Hibari non lo degnò di uno sguardo, bloccandosi a metà degli scalini che conducevano all’interno del mezzo. – Ricordati insulso erbivoro che l’ho fatto solo per pestarti a morte. – terminò seccato prima di addentrarsi nel jet e cercare un posto su cui rilassarsi.
Dino sospirò, quella sarebbe stata l’impresa più ardua della sua vita, ma la semplice realtà che Kyoya avesse minimamente deciso di accordare alle sue idee gli bastava, prima o poi sarebbe arrivato a quel traguardo, ne era più che certo.
Silenziosamente, seguì l’oggetto dei suoi desideri conducendolo nei pressi di un sedile accanto la finestra che, ancora adesso, affacciava sul piccolo spiazzo di asfalto che ospitava quel velivolo assurdamente ingombrante per ospitare solo tre persone.
- Siediti dove preferisci. – sorrise, indicando la vasta scelta di posti confortevoli su cui accomodarsi. – Io vado ad avvertire il pilota della nostra partenza. – disse, calcando maggiormente la penultima parola e guadagnandosi tanto di sguardo omicida da parte del corvino.
Il biondo si lasciò sfuggire una risata divertita, ma al contempo tracciata ugualmente da un velo di malinconia. Gli risultava difficile, quasi un tormento non avere sotto le sue mani quella pelle che avrebbe voluto saggiate lentamente, centellinandone ogni singolo brandello; seppur per un misero secondo, avrebbe cercato il piacere di averlo stretto fra le sue braccia, contro il suo corpo.
Una fantasia che desiderava realizzare, che avrebbe richiesto ingenti sacrifici.

 
Per un lungo periodo di tempo, dal sedile opposto a quello di Hibari, Dino, si concentrò ad osservare senza un minimo di riservatezza nei confronti dell’altro la figura di Kyoya leggermente inclinata verso il finestrino, il gomito puntellato sul bracciolo ed il palmo della mano che sorreggeva svogliatamente il capo piegato verso la finestra.
Lo squadrava dalla testa ai piedi senza saziarsi mai di quella visione che, secondo le sue più temibili fantasie, sarebbe potuta evaporare dinnanzi al suo corpo da un momento all’altro.
Con uno sguardo di sbieco il corvino, ormai al limite della sopportazione, si voltò con la stessa ferocia di una tigre verso il biondo. – La smetteresti di osservarmi?
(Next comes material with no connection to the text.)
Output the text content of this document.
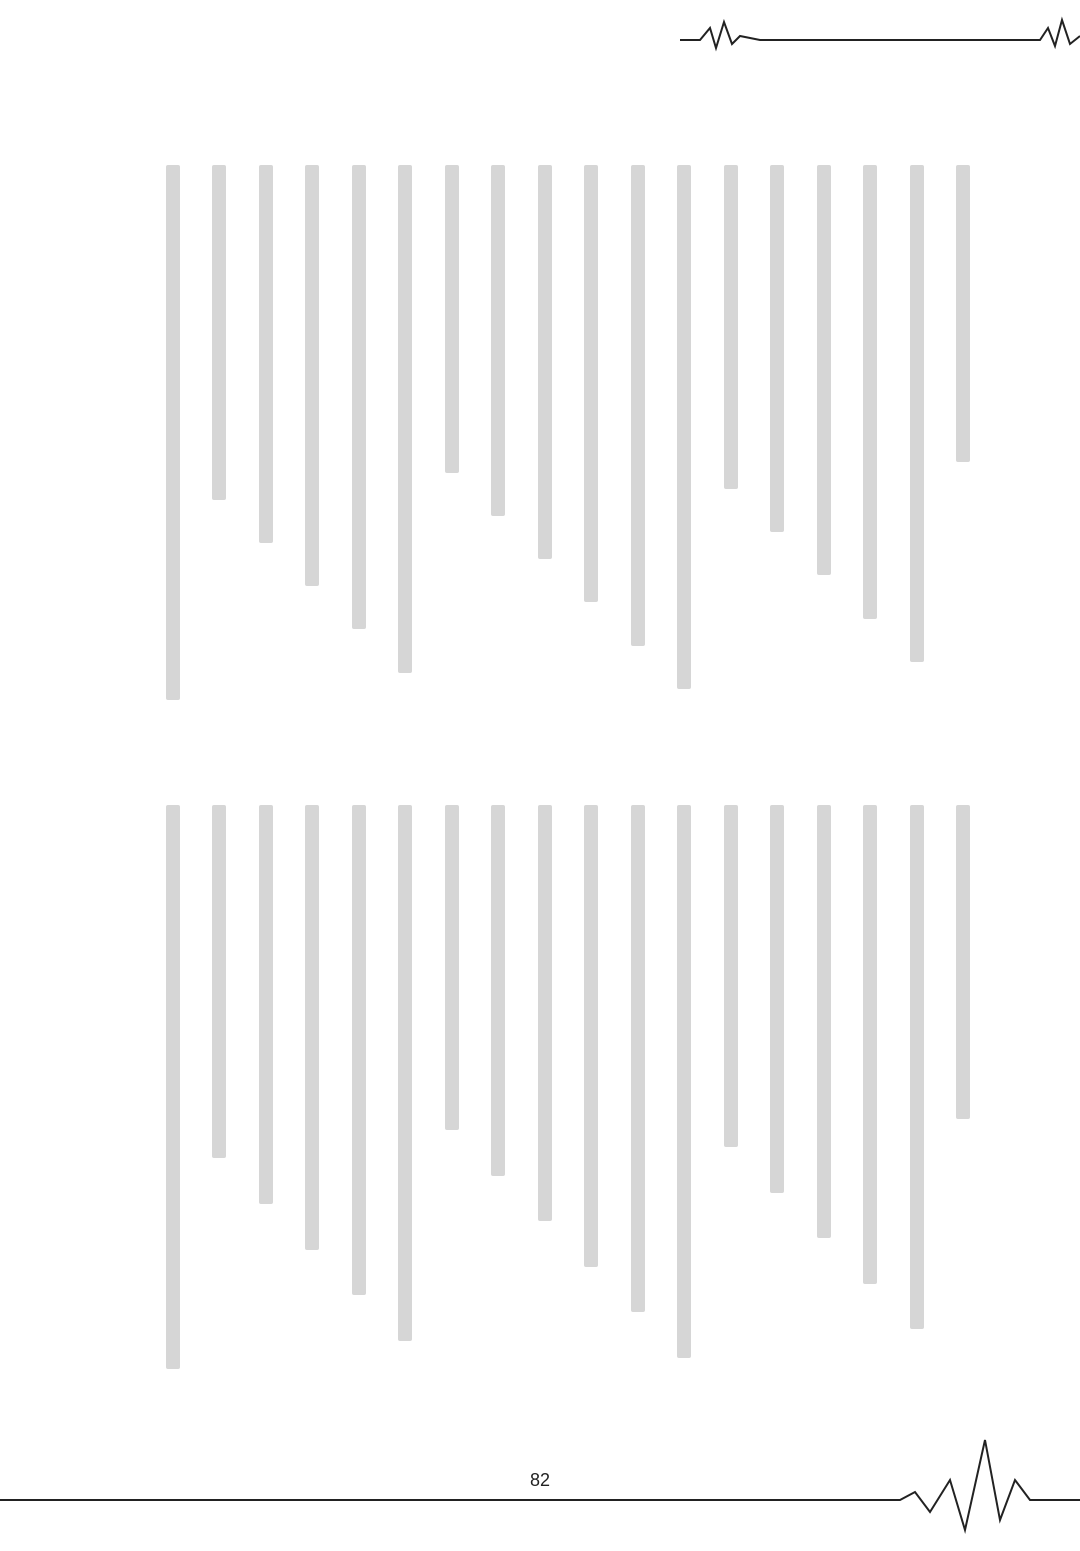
82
E’ irritante. – berciò assottigliando lo sguardo e sibilando quella frase con tutto il disprezzo possibile.
Una sonora risata vibrò divertita dalle labbra di Dino che, tamburellando con le dita, si affrettò a rispondere. – Perché? Sei carino. – ammise con naturalezza, senza disfarsi di quel sorriso lievemente canzonatorio.
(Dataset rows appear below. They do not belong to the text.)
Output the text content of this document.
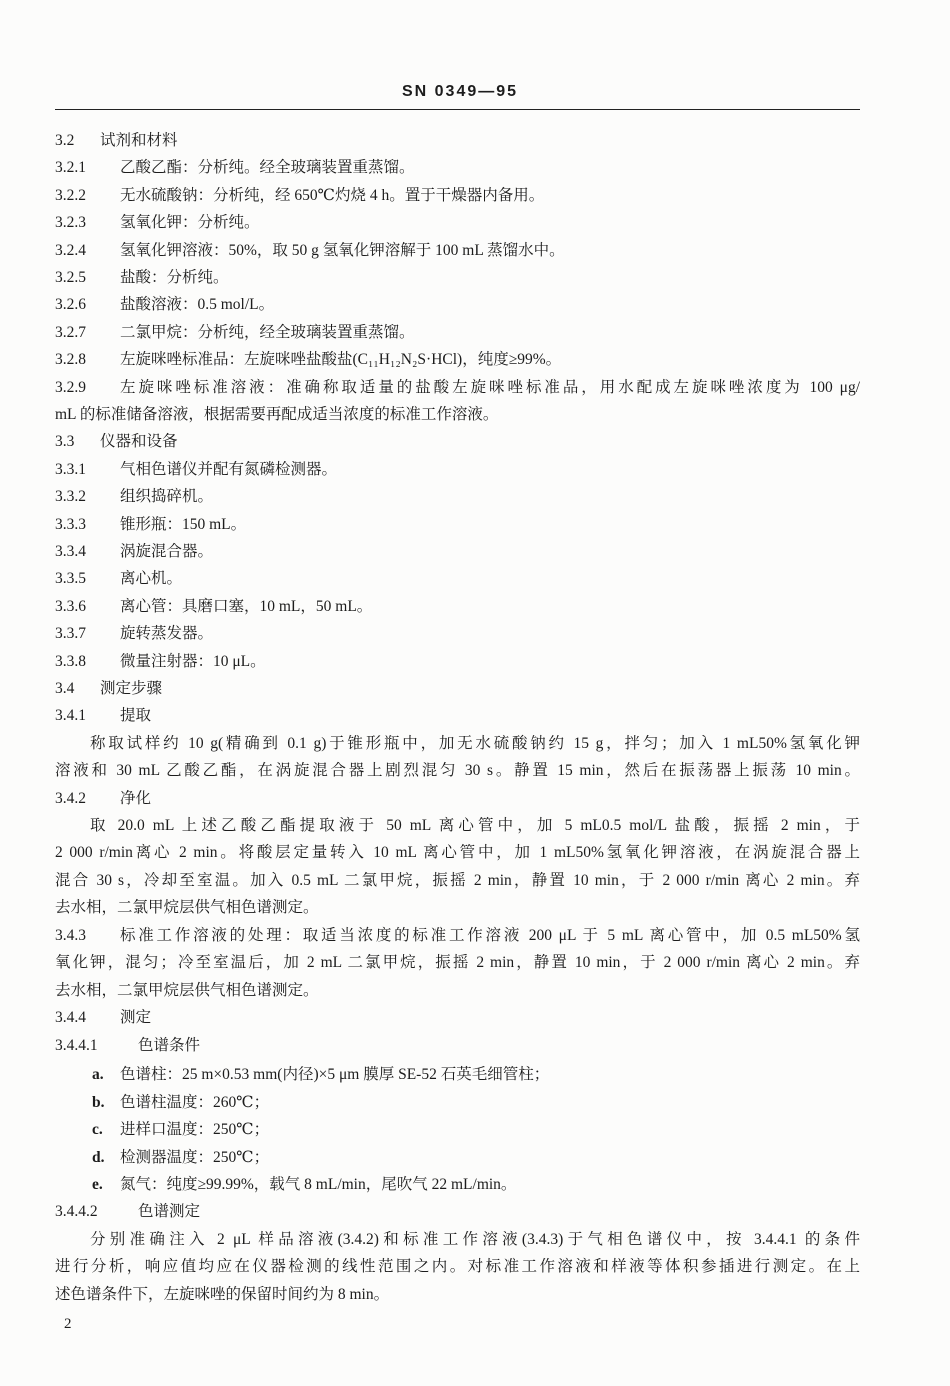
SN 0349—95
3.2	试剂和材料
3.2.1	乙酸乙酯：分析纯。经全玻璃装置重蒸馏。
3.2.2	无水硫酸钠：分析纯，经 650℃灼烧 4 h。置于干燥器内备用。
3.2.3	氢氧化钾：分析纯。
3.2.4	氢氧化钾溶液：50%，取 50 g 氢氧化钾溶解于 100 mL 蒸馏水中。
3.2.5	盐酸：分析纯。
3.2.6	盐酸溶液：0.5 mol/L。
3.2.7	二氯甲烷：分析纯，经全玻璃装置重蒸馏。
3.2.8	左旋咪唑标准品：左旋咪唑盐酸盐(C₁₁H₁₂N₂S·HCl)，纯度≥99%。
3.2.9	左旋咪唑标准溶液：准确称取适量的盐酸左旋咪唑标准品，用水配成左旋咪唑浓度为 100 μg/
mL 的标准储备溶液，根据需要再配成适当浓度的标准工作溶液。
3.3	仪器和设备
3.3.1	气相色谱仪并配有氮磷检测器。
3.3.2	组织捣碎机。
3.3.3	锥形瓶：150 mL。
3.3.4	涡旋混合器。
3.3.5	离心机。
3.3.6	离心管：具磨口塞，10 mL，50 mL。
3.3.7	旋转蒸发器。
3.3.8	微量注射器：10 μL。
3.4	测定步骤
3.4.1	提取
称取试样约 10 g(精确到 0.1 g)于锥形瓶中，加无水硫酸钠约 15 g，拌匀；加入 1 mL50%氢氧化钾
溶液和 30 mL 乙酸乙酯，在涡旋混合器上剧烈混匀 30 s。静置 15 min，然后在振荡器上振荡 10 min。
3.4.2	净化
取 20.0 mL 上述乙酸乙酯提取液于 50 mL 离心管中，加 5 mL0.5 mol/L 盐酸，振摇 2 min，于
2 000 r/min离心 2 min。将酸层定量转入 10 mL 离心管中，加 1 mL50%氢氧化钾溶液，在涡旋混合器上
混合 30 s，冷却至室温。加入 0.5 mL 二氯甲烷，振摇 2 min，静置 10 min，于 2 000 r/min 离心 2 min。弃
去水相，二氯甲烷层供气相色谱测定。
3.4.3	标准工作溶液的处理：取适当浓度的标准工作溶液 200 μL 于 5 mL 离心管中，加 0.5 mL50%氢
氧化钾，混匀；冷至室温后，加 2 mL 二氯甲烷，振摇 2 min，静置 10 min，于 2 000 r/min 离心 2 min。弃
去水相，二氯甲烷层供气相色谱测定。
3.4.4	测定
3.4.4.1	色谱条件
a.	色谱柱：25 m×0.53 mm(内径)×5 μm 膜厚 SE-52 石英毛细管柱；
b.	色谱柱温度：260℃；
c.	进样口温度：250℃；
d.	检测器温度：250℃；
e.	氮气：纯度≥99.99%，载气 8 mL/min，尾吹气 22 mL/min。
3.4.4.2	色谱测定
分别准确注入 2 μL 样品溶液(3.4.2)和标准工作溶液(3.4.3)于气相色谱仪中，按 3.4.4.1 的条件
进行分析，响应值均应在仪器检测的线性范围之内。对标准工作溶液和样液等体积参插进行测定。在上
述色谱条件下，左旋咪唑的保留时间约为 8 min。
2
Hibari storse l’angolo destro delle labbra, senza scomporsi dalla sua posizione. – Potresti pentirtene. – sostenne, questa volta rivolgendo nuovamente le iridi blu scuro verso il Boss dei Cavallone.
Effettivamente, era più che cosciente che non stesse affatto scherzando e che, se avesse continuato con quelle battutine irritanti lo avrebbe gentilmente spedito al di fuori del jet privato a colpi di tonfa.
Tuttavia, il biondo non si lasciò intimorire, continuando a girare il dito nella piaga. – Davvero? E cosa hai intenzione di fare? Mordermi a morte? – si soffermò particolarmente sulle ultime parole, quasi come se cercasse una pericolosa sfida nel suo sguardo.
- Ti piacerebbe. –
Con una semplicità quasi straziante riuscì a far calare drasticamente l’autostima che, ingenuamente, Dino aveva riposto fiduciosamente in quelle richieste. Effettivamente, si sarebbe aspettato una reazione più… feroce, che gli fosse balzato al collo, magari esaudendo una dei più osceni desideri che riemergevano ogni volta che lo guardava.
Invece no, lo aveva liquidato con una banale risposta che aveva finito quasi per spiazzarlo.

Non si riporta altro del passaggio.